Developmental Research Program (DRP)

Program Co-Directors:

Yusuf Menda, MD
Dawn Quelle, PhD

Our DRP seeks to bring new ideas and innovative techniques to bear on the diagnosis, curative therapy, and the ultimate prevention of NETs. We anticipate that support of developmental research projects will continue to generate new hypotheses to test in SPORE-sponsored projects or through peer-reviewed external grant support. The long-term goal of the Iowa NET SPORE program is to translate the findings of developmental projects into an improved length and quality of life for patients with neuroendocrine tumors. 
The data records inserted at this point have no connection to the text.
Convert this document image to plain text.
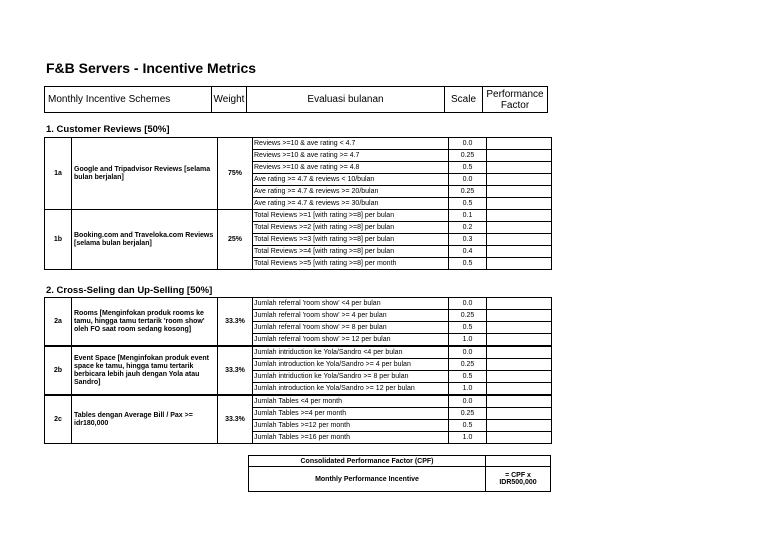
F&B Servers - Incentive Metrics
Monthly Incentive Schemes	Weight	Evaluasi bulanan	Scale	Performance Factor
1. Customer Reviews [50%]
1a	Google and Tripadvisor Reviews [selama bulan berjalan]	75%	Reviews >=10 & ave rating < 4.7	0.0	
			Reviews >=10 & ave rating >= 4.7	0.25	
			Reviews >=10 & ave rating >= 4.8	0.5	
			Ave rating >= 4.7 & reviews < 10/bulan	0.0	
			Ave rating >= 4.7 & reviews >= 20/bulan	0.25	
			Ave rating >= 4.7 & reviews >= 30/bulan	0.5	
1b	Booking.com and Traveloka.com Reviews [selama bulan berjalan]	25%	Total Reviews >=1 [with rating >=8] per bulan	0.1	
			Total Reviews >=2 [with rating >=8] per bulan	0.2	
			Total Reviews >=3 [with rating >=8] per bulan	0.3	
			Total Reviews >=4 [with rating >=8] per bulan	0.4	
			Total Reviews >=5 [with rating >=8] per month	0.5	
2. Cross-Seling dan Up-Selling [50%]
2a	Rooms [Menginfokan produk rooms ke tamu, hingga tamu tertarik 'room show' oleh FO saat room sedang kosong]	33.3%	Jumlah referral 'room show' <4 per bulan	0.0	
			Jumlah referral 'room show' >= 4 per bulan	0.25	
			Jumlah referral 'room show' >= 8 per bulan	0.5	
			Jumlah referral 'room show' >= 12 per bulan	1.0	
2b	Event Space [Menginfokan produk event space ke tamu, hingga tamu tertarik berbicara lebih jauh dengan Yola atau Sandro]	33.3%	Jumlah intriduction ke Yola/Sandro <4 per bulan	0.0	
			Jumlah introduction ke Yola/Sandro >= 4 per bulan	0.25	
			Jumlah intriduction ke Yola/Sandro >= 8 per bulan	0.5	
			Jumlah introduction ke Yola/Sandro >= 12 per bulan	1.0	
2c	Tables dengan Average Bill / Pax >= idr180,000	33.3%	Jumlah Tables <4 per month	0.0	
			Jumlah Tables >=4 per month	0.25	
			Jumlah Tables >=12 per month	0.5	
			Jumlah Tables >=16 per month	1.0	
Consolidated Performance Factor (CPF)	
Monthly Performance Incentive	= CPF x
IDR500,000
Career Enhancement Program (CEP)

Program Co-Directors:

James Howe, MD
Dawn Quelle, PhD

The goal of the CEP is to guide the development of creative translational scientists experienced in multidisciplinary research for future leadership in NET research. Providing ample opportunities for training and career enhancement is a top priority of the University of Iowa NET SPORE and our scientific community. The CEP is critical to our long-term commitment to recruiting bright, energetic new investigators into NET translational cancer research and infusing the field with innovative talent and ideas.